Andréa Novais

Andréa Novais

The Brazil Business


Portuguese Lessons in Brazil

Andréa Novais

Andréa Novais

The Brazil Business


Learning Portuguese can be a very difficult task, especially depending on your native language. Learn in this article some particularities of the Portuguese language and some tips to improve your learning.

Portuguese is not an “economic” language. If Brazilians who are learning English, for example, complain that one single word has got too many meanings; in Portuguese we have too many words for only one meaning, what leads to a vocabulary accumulation.

Also, Portuguese has got particularities regarding gender and verb declension. As an example, let’s take these two words “menino” and “menina”: the first one refers to “boy” and the other one to “girl". If we think about these two words we will see that the only difference between them is the last letter, so we can assume that nouns ending in “o” are masculine and nouns ending in “a” are feminine. However, how to explain that there is no apparent rule for words ending in “e” in the sense that “ponte” (bridge) is feminine and “pente” (comb) is masculine?

As articles determine gender in Portuguese, it is necessary to know if the word is feminine or masculine before using the article and as we saw, the rule is not precise. Because of this, we will hear foreigners saying funny sentences such as “o menina” and “a pente”.

What are the major issues when learning Portuguese?

When living in Brazil, foreigners do not have too many options but learning Portuguese. If a foreigner is married to a Brazilian (what represents the majority of the cases), he/she will have a good source of learning, but just like Brazilians who are native speakers go to school to learn Portuguese, foreigners are expected to go too.

Also, there is the question of time. If you as a foreigner has decided to live in Brazil it is assumed that you need to work and you need it fast, so you do not have the time required to learn the language in a family environment, for example. You will have certain priorities that will determine what to learn first depending on what your activities are.

If you are already working, it is important to be familiar with some business vocabulary. However, as your life will not be restricted to your profession, you should learn some basic vocabulary and expressions as you will need to do some errands such as stopping by the grocery store or telling the bartender that your coffee is sugar-free.

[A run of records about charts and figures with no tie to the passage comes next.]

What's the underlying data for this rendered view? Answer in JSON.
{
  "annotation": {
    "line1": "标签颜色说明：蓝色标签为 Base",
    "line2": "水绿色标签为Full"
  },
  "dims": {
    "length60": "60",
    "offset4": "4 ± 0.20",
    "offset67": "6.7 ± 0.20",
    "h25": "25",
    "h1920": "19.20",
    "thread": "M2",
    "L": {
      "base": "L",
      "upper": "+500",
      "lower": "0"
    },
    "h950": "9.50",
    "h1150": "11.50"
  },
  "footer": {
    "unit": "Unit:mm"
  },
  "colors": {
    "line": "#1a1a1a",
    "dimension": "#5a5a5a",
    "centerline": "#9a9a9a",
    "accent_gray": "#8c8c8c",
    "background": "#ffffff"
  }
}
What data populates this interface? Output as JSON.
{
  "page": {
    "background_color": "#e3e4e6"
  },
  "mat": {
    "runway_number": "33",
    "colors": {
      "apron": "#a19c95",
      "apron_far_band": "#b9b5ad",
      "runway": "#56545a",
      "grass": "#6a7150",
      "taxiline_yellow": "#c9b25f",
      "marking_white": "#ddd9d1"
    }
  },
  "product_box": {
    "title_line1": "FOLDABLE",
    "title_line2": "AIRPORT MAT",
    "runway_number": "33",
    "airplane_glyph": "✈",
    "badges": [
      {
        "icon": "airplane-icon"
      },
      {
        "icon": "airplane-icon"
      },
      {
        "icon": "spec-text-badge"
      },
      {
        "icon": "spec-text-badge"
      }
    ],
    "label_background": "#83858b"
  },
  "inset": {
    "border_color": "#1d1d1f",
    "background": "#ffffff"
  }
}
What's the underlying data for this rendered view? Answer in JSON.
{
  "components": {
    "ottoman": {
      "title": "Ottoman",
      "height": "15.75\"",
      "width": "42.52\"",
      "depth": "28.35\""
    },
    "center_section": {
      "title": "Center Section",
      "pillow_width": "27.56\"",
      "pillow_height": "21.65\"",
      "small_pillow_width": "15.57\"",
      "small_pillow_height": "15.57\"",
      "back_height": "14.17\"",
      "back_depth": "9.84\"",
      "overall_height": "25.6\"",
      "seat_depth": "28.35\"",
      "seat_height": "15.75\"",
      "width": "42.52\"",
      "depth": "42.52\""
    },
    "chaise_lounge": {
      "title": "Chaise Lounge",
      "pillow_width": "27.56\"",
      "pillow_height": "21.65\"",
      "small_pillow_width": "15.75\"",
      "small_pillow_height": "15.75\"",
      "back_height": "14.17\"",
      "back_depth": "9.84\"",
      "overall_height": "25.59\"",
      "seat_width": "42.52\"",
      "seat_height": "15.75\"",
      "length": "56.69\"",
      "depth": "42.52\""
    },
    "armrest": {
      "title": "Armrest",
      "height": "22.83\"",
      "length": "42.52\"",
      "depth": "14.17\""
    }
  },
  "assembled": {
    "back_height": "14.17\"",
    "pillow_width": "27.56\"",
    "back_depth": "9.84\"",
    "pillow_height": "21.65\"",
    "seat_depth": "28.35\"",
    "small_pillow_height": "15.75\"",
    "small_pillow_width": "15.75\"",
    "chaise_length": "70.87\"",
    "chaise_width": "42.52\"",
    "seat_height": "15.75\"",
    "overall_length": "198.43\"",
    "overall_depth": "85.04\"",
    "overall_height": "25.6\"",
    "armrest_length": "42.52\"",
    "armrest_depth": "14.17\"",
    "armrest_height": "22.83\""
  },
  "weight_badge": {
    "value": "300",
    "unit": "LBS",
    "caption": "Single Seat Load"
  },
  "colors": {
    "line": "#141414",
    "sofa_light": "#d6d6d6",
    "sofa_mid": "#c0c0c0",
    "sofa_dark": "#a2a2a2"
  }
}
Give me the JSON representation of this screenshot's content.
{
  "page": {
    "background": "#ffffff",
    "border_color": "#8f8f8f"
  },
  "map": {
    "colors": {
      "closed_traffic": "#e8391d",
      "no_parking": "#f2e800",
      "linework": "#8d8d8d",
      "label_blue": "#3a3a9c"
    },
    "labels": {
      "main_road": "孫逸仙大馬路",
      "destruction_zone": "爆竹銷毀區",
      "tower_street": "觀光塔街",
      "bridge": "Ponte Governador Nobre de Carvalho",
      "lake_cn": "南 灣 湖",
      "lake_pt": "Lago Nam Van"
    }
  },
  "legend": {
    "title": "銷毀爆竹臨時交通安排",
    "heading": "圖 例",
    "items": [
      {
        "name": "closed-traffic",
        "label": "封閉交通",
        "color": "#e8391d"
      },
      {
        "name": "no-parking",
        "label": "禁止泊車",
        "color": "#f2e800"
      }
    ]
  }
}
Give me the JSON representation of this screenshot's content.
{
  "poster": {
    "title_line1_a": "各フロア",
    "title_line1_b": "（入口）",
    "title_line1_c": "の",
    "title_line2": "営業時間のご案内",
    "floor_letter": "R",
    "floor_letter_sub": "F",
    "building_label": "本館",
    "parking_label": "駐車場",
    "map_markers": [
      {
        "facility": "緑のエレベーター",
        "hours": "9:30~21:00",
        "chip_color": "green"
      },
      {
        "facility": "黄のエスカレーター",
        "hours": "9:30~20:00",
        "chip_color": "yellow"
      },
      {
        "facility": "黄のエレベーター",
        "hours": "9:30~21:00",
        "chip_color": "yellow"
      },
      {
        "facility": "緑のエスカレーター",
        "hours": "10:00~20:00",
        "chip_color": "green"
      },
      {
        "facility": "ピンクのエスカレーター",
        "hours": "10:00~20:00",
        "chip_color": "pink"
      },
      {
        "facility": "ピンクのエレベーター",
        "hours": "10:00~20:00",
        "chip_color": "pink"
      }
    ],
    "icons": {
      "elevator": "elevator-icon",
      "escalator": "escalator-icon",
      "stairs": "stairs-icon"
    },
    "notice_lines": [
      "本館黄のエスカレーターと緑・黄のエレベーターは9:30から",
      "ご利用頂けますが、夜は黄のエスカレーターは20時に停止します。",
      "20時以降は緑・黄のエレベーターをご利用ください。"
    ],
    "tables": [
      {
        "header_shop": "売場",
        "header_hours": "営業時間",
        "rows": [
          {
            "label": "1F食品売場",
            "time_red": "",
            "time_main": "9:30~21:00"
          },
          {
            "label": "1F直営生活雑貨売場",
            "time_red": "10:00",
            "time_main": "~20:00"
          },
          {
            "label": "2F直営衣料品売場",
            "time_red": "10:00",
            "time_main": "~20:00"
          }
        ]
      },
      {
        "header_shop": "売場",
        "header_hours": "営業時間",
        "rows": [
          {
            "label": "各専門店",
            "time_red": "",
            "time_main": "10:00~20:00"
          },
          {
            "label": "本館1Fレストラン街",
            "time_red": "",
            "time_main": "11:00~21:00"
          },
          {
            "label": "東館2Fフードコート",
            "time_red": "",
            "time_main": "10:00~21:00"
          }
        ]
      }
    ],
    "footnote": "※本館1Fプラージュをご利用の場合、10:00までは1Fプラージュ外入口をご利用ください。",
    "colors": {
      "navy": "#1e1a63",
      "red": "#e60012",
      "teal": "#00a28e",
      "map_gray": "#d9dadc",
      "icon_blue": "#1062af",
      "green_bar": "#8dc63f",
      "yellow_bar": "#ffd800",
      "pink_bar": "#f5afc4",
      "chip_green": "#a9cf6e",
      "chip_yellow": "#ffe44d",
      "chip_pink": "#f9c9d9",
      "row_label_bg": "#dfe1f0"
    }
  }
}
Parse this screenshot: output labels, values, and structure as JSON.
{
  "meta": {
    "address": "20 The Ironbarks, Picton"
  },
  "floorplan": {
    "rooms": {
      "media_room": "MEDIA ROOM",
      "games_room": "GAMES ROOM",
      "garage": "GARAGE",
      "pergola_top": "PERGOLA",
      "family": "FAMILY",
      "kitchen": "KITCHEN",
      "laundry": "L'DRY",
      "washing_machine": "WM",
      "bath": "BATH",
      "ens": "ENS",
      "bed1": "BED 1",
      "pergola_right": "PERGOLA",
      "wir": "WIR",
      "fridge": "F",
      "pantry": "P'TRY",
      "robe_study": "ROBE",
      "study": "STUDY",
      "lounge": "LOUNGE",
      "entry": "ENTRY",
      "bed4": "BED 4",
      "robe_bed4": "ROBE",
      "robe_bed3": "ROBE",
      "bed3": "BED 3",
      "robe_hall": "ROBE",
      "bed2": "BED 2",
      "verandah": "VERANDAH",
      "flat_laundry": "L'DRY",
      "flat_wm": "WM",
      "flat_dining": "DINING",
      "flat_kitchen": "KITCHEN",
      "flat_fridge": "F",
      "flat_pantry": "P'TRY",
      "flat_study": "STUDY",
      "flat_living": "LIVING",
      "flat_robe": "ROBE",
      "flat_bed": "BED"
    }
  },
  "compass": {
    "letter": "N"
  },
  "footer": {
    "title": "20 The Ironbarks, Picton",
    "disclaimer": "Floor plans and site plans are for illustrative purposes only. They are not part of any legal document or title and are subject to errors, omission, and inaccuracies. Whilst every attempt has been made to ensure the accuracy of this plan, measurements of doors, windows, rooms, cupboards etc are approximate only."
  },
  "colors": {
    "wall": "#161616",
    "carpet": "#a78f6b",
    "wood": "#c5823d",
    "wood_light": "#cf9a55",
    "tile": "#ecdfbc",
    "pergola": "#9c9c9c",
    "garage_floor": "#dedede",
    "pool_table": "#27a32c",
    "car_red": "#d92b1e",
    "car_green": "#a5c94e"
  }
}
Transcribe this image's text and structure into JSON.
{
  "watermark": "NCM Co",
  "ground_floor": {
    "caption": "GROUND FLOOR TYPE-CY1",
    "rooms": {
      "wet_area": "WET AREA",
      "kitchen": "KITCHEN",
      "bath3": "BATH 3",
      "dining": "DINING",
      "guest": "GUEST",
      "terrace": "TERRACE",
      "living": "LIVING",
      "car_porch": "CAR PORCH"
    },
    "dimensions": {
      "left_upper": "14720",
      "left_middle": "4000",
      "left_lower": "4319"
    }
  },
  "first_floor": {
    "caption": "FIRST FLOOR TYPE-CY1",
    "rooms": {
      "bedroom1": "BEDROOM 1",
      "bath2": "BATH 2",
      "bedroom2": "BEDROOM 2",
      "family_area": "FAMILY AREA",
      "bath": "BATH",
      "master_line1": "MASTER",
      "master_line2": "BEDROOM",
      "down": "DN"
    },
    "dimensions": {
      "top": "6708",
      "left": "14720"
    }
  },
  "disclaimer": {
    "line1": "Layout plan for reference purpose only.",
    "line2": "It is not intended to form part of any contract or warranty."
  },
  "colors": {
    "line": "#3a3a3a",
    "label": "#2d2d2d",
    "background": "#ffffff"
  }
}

How to deal with the lack of time?

As previously mentioned, most foreigners coming to Brazil do not have the time to learn the Portuguese language before engaging on everyday activities, so the process of learning happens simultaneously to the process of merging into the Brazilian culture.

A good solution for this problem is to have in-company classes. According to Pamella Mendes, from “Your Choice Tradução e Consultoria em Idiomas”, this option saves time and money and can also be extended to the student’s house. Still according to her, each student goes through an interview in which his/her primary needs are identified and used as the main scope of study to be approached in the classes. So, for example, if you run a restaurant, your classes will prioritize a vocabulary that differs from the one of an accountant.

The advantage of private Portuguese lessons is that the whole material selected for the class as well as the content will be based on the student’s interests and needs. Also, classes are scheduled according to the availability of the student, so that he/she does not waste money because it was not possible to be at the school every Tuesday evening, for example.

Another point that must considered is the possibility to have your classes online. For example, let’s say you had scheduled your class for today at 7pm, but then you realize it will take a bit longer to leave the office. You have the option to call your teacher and ask for an online lesson.

Tips to improve your learning

Foreigners in Brazil have the advantage of being in an environment that favors the use of the language, so there is not that terrible risk of learning something and forgetting it very quickly due to the lack of usage. But apart from being able to practice, it is also essential to have the support of teachers in a way that is not restricted to classes.

Some tips that would help you becoming familiar with the Portuguese language are:

  • Pay attention to everything you see written on the streets. Especially on the subways and other places where an English translation is provided;
  • Stop by the newsstand and try to read the headlines. The images displayed will help you constructing the meaning;
  • When going to the grocery store, pay attention to what are the names registered on the stamps. This way you will be able to create a link between the Portuguese word and the object itself and not just between the Portuguese word and its translation to your native language;
  • Watch TV, even if you do not like it. When watching it, make sure you have the “closed caption” mode (available in most free-to-air channels) activated as it would create a direct relation between the sound and the written form of the words. Also, soap operas can be very helpful as they tend to reproduce very well how Brazilians really speak (although mostly with an accent from Rio de Janeiro).

Is there any guarantee of my learning?

There are several English schools in Brazil that promise to their students that in the period of 15 months they will be completely fluent in a foreign language (mostly English), however, there is no way to guarantee such achievement.

Evaluation must be gradual and never restricted to tests and papers. The teacher must be able to provide an environment in which the student will feel comfortable to ask questions and to expose what his/her difficulties are. Also, it is the teacher's responsibility to encourage the student to practice what he/she has learned.

Each student has its own difficulties and levels of dedication to the learning of a foreign language. Only going to the classes three hours a week will very hardly make you confident while speaking a foreign language. The key is to put into practice what you have learned.